Bei der zweiten Station seines Bürgerdialogs "Gut leben auf dem Land – was uns wichtig ist" hat der Bundesminister für Ernährung und Landwirtschaft, Christian Schmidt, am Donnerstag die Gemeinde Deggenhausertal im Bodenseekreis besucht.

Ehe ihn Bürgermeister Knut Simon bei einem Ortsrundgang durch Wittenhofen, den zentralen Ortsteil der Gemeinde, über die Themen Nahversorgung, Wohnraum und öffentlicher Personennahverkehr ins Bild setze, besuchte der Minister die Firma Sonett im Ortsteil Deggenhausen. Das Unternehmen produziert Waschmittel und Seifen aus nachwachsenden Rohstoffen aus biologischem Anbau und exportiert seine Produkte in mehr als 40 Länder weltweit. Die beiden Geschäftsführer Beate Oberdörfer und Gerhard Heid führten durch die Produktionshallen und erläuterten die anthroposophisch geprägte Unternehmensphilosophie. Teil des Konzeptes ist die Beschäftigung von Menschen mit Behinderung vom benachbarten Lehenhof, einer Camphill-Lebensgemeinschaft. Von der für die Qualitätssicherung zuständigen Chemikerin Saskia-Marjanna Schulz wollte der Minister wissen, woher Sonett sein Palmöl bezieht (Antwort: aus einer Biokooperative in Kolumbien) und lud Sonett ein, am Forum Nachhaltiges Palmöl (FONAP) teilzunehmen, einem vom Bundesministerium für Ernährung und Landwirtschaft (BMEL) geförderten Projekt.

Dialog zum Leben im ländlichen Raum

Gruppenbild In einem Workshop erarbeiten Bürgerinnen und Bürger die wichtigsten Handlungsfelder für ihre Gemeinde, Quelle: BMEL/photothek/Nicole Maskus

Im Veranstaltungssaal der freiwilligen Feuerwehr bereiteten derweil 23 Bürgerinnen und Bürger in einem Workshop Fragen und Anregungen an den Minister vor.
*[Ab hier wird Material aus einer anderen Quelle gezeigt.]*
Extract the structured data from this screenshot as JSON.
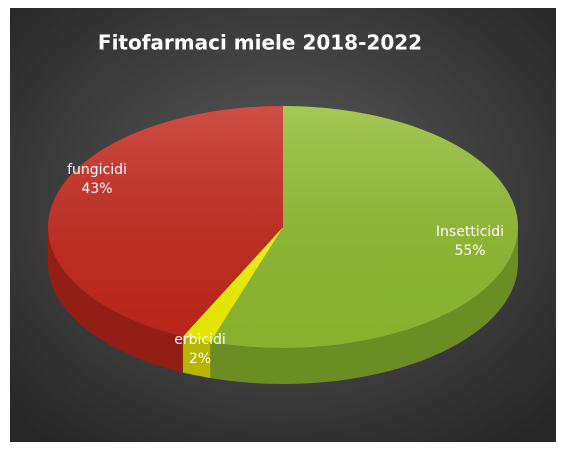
{
  "chart_data": {
    "type": "pie",
    "title": "Fitofarmaci miele 2018-2022",
    "categories": [
      "Insetticidi",
      "erbicidi",
      "fungicidi"
    ],
    "values": [
      55,
      2,
      43
    ],
    "value_labels": [
      "55%",
      "2%",
      "43%"
    ],
    "colors": [
      "#8fbc30",
      "#f2f200",
      "#c4281c"
    ]
  }
}
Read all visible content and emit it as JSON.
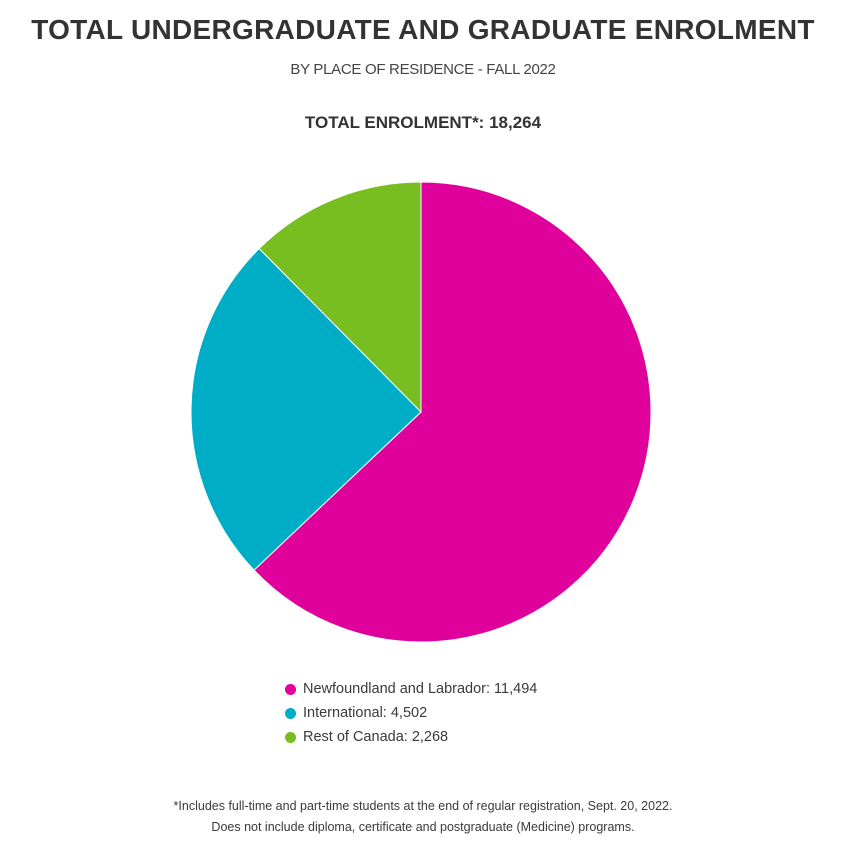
{
  "chart_data": {
    "type": "pie",
    "title": "TOTAL UNDERGRADUATE AND GRADUATE ENROLMENT",
    "subtitle": "BY PLACE OF RESIDENCE - FALL 2022",
    "total_label": "TOTAL ENROLMENT*: 18,264",
    "slices": [
      {
        "label": "Newfoundland and Labrador: 11,494",
        "value": 11494,
        "color": "#e0009b"
      },
      {
        "label": "International: 4,502",
        "value": 4502,
        "color": "#00adc6"
      },
      {
        "label": "Rest of Canada: 2,268",
        "value": 2268,
        "color": "#78be20"
      }
    ],
    "legend_position": "bottom"
  },
  "footnote": {
    "line1": "*Includes full-time and part-time students at the end of regular registration, Sept. 20, 2022.",
    "line2": "Does not include diploma, certificate and postgraduate (Medicine) programs."
  }
}
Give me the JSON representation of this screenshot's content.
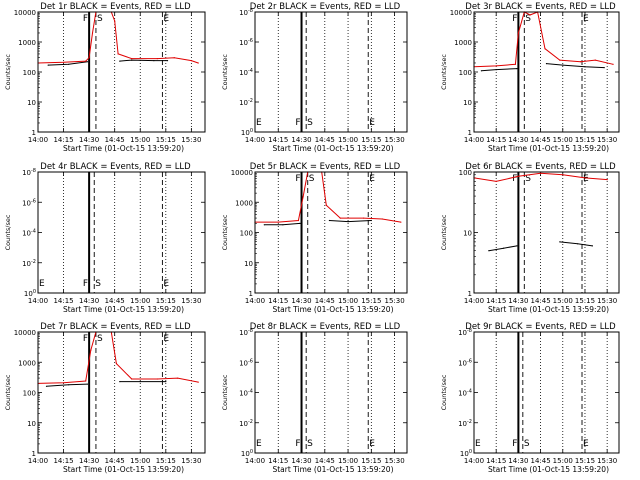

Zum Workshop eingeladen worden waren Bürgerinnen und Bürger, die einen repräsentativen Querschnitt der Gemeinde bilden. Als Experten des täglichen Lebens ihrer Gemeinde hatten sie Gelegenheit, Christian Schmidt ihre Sorgen und Hoffnungen, aber auch ihre Zukunftsvorstellungen eines Lebens im ländlichen Raum vorzustellen. Unter den Leitthemen

  • Gut leben auf dem Land bedeutet für mich
  • Besondere Freude habe ich in unserer Gemeinde an
  • Diese "Dinge" sollte mein Traum-Ort haben
  • Besondere Herausforderungen und Aufgaben, die ich für unseren Ort und unsere Region sehe
  • Das brauche ich in Zukunft (5/10/20 Jahre), damit ich hier gut leben kann

erarbeiteten die Teilnehmerinnen und Teilnehmer als zentrale Handlungsfelder die Themen "bezahlbarer Wohnraum", "Natur: Ökologie & Ökonomie", "Infrastruktur, insbesondere Mobilität & Internet" und "Bildung".

Ergebnisse des Workshops

Bundesminister Christian Schmidt im Gespräch Bundeslandwirtschaftsminister Christian Schmidt in der Gemeinde Deggenhausertal: "Mein Fokus liegt bei diesem Dialog auf den ländlichen Regionen", so Schmidt während der Dialogveranstaltung des BMEL "Gut leben auf dem Land", Quelle: BMEL/photothek/Nicole Maskus

Die wichtigsten Ergebnisse des Workshops wurden anschließend dem Minister vorgetragen. Es folgte eine engagierter Diskussion der Bürgerinnen und Bürger, in den sich der Minister, aber auch die lokalen politischen Autoritäten nur punktuell einschalteten. Der Bio-Landwirt Norbert Steidle wünscht sich ein stärkeres Bemühen um die Gründung bzw. Stärkung von Erzeugergemeinschaften, um bessere Vermarktungschancen für regionale Erzeugnisse zu schaffen. "Sonst haben wir gegen die Großmaßstabs-Landwirtschaft aus dem Norden langfristig keine Chance", erklärte Steidle und stellte aber auch klar: "Wir wollen solche Riesenställe und Riesenmastanlagen hier aber ja auch gar nicht." Vielmehr gehe es darum, auch durch Lernpädagogik die Wertschätzung für die Landwirtschaft wieder zu steigern.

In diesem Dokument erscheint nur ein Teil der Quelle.